Phi-3-medium-128k-instruct
Property | Value |
---|---|
Parameter Count | 14B |
Context Length | 128,000 tokens |
License | MIT |
Developer | Microsoft |
Training Data | 4.8T tokens |
What is Phi-3-medium-128k-instruct?
Phi-3-medium-128k-instruct is Microsoft's state-of-the-art language model designed for lightweight yet powerful AI applications. As part of the Phi-3 family, this 14B parameter model stands out for its impressive 128k token context window and specialized training focusing on reasoning capabilities.
Implementation Details
The model utilizes a dense decoder-only Transformer architecture, fine-tuned through Supervised Fine-Tuning (SFT) and Direct Preference Optimization (DPO). It's optimized for BF16 precision and requires modern GPU hardware like NVIDIA A100, A6000, or H100 for optimal performance.

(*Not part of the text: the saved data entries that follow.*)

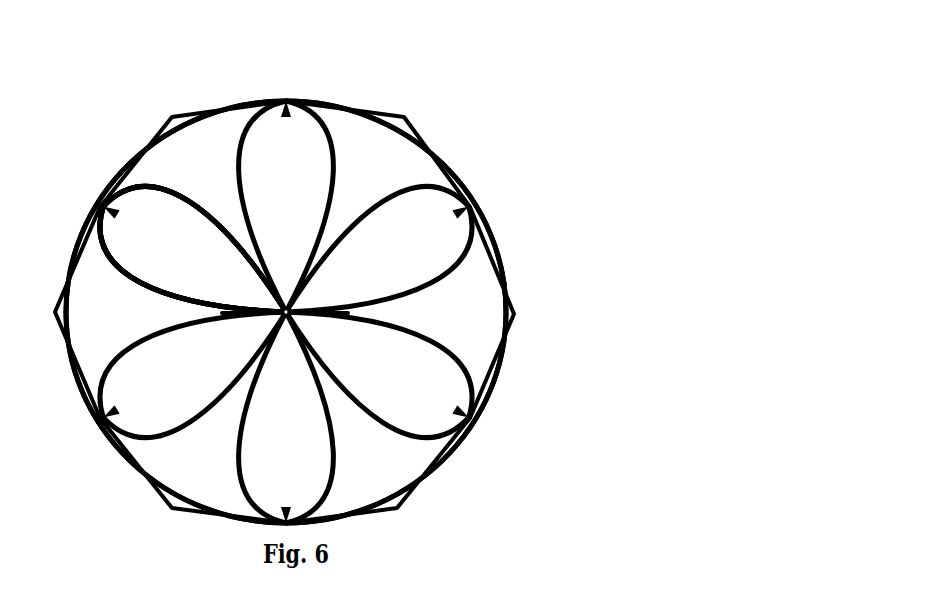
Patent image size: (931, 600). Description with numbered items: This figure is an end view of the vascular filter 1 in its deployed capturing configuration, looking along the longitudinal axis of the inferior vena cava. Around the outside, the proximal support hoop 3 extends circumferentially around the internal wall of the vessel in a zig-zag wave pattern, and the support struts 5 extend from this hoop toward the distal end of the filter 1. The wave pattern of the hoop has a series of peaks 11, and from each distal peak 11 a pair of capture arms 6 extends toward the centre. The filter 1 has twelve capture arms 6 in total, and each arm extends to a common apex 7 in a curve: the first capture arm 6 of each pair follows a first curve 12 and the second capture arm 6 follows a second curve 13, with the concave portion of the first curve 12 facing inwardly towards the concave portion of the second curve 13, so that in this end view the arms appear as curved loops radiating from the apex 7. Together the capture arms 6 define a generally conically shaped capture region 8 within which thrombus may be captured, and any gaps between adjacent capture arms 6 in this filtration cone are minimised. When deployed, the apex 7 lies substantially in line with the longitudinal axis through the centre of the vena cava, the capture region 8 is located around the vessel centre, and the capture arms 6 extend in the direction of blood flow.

The filter 1 is at (446, 124).
The proximal support hoop 3 is at (130, 474).
The support struts 5 is at (104, 196).
The capture arms 6 is at (333, 437).
The apex 7 is at (287, 302).
The capture region 8 is at (240, 298).
The peak 11 is at (470, 207).
The first curve 12 is at (193, 302).
The second curve 13 is at (145, 192).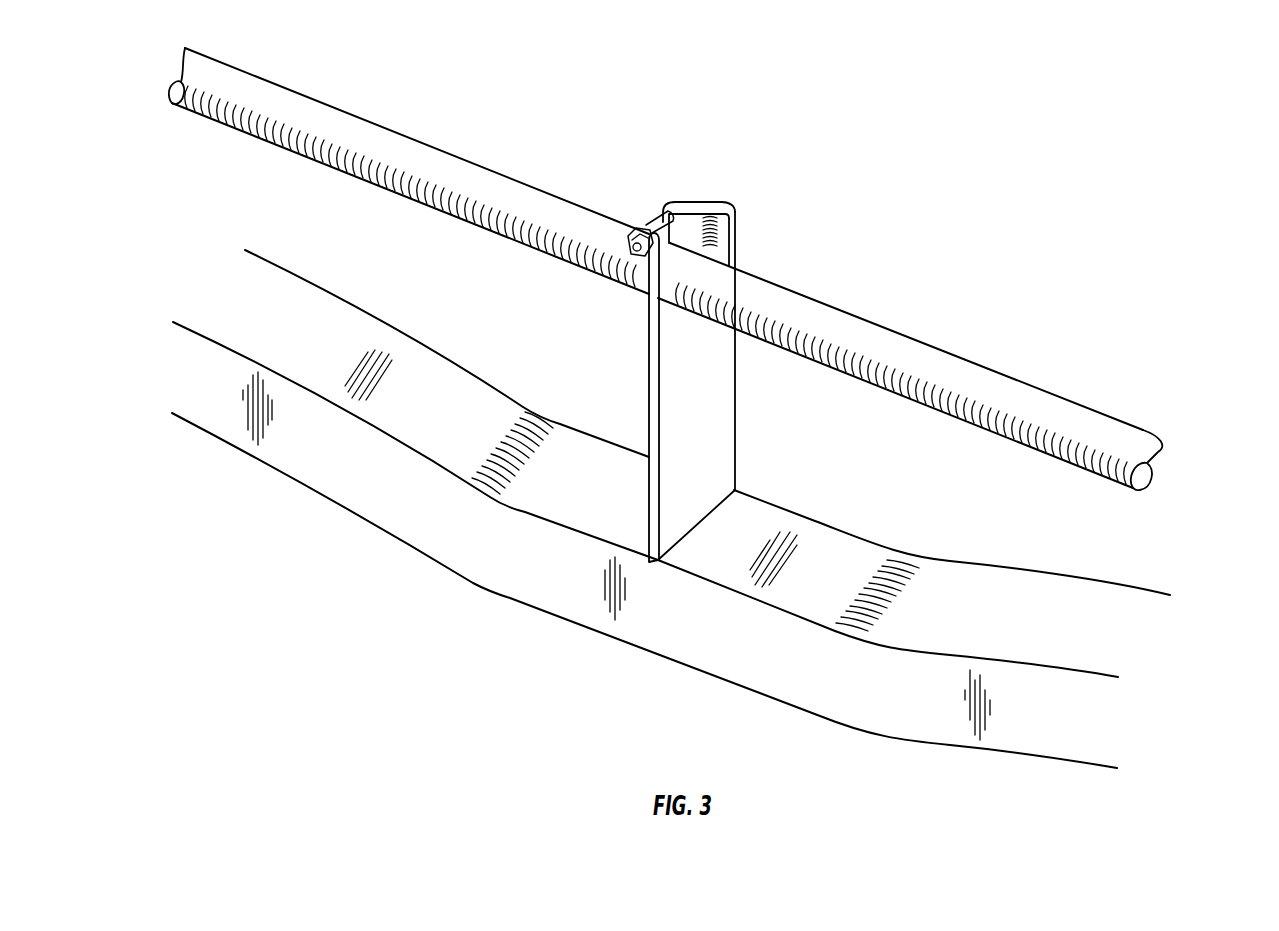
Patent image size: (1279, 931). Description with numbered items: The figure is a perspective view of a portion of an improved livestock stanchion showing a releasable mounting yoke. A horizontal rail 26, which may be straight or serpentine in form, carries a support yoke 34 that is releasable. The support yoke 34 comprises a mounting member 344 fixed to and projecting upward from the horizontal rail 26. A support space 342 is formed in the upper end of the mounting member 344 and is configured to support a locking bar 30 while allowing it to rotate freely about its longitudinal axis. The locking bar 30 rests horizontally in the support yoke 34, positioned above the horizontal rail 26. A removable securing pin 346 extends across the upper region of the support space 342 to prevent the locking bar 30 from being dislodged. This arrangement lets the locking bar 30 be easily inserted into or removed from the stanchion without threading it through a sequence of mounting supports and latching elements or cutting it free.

- Trained on 4.8T tokens including 10% multilingual content
- Supports vocabulary size up to 32,064 tokens
- Implements Flash Attention for improved performance
- Compatible with ONNX runtime for cross-platform deployment
Core Capabilities
- Strong reasoning performance in math, code, and logic tasks
- Extensive context handling up to 128k tokens
- Multilingual support with focus on English
- Optimized for memory/compute constrained environments
- Exceptional performance in benchmarks compared to larger models
Frequently Asked Questions
Q: What makes this model unique?
The model combines relatively small size (14B parameters) with exceptional reasoning capabilities and a large 128k context window, making it particularly suitable for resource-constrained commercial applications while maintaining competitive performance against larger models.
Q: What are the recommended use cases?
The model excels in scenarios requiring strong reasoning capabilities, particularly in code generation, mathematical problem-solving, and logical reasoning tasks. It's ideal for applications with memory/compute constraints or latency-sensitive requirements.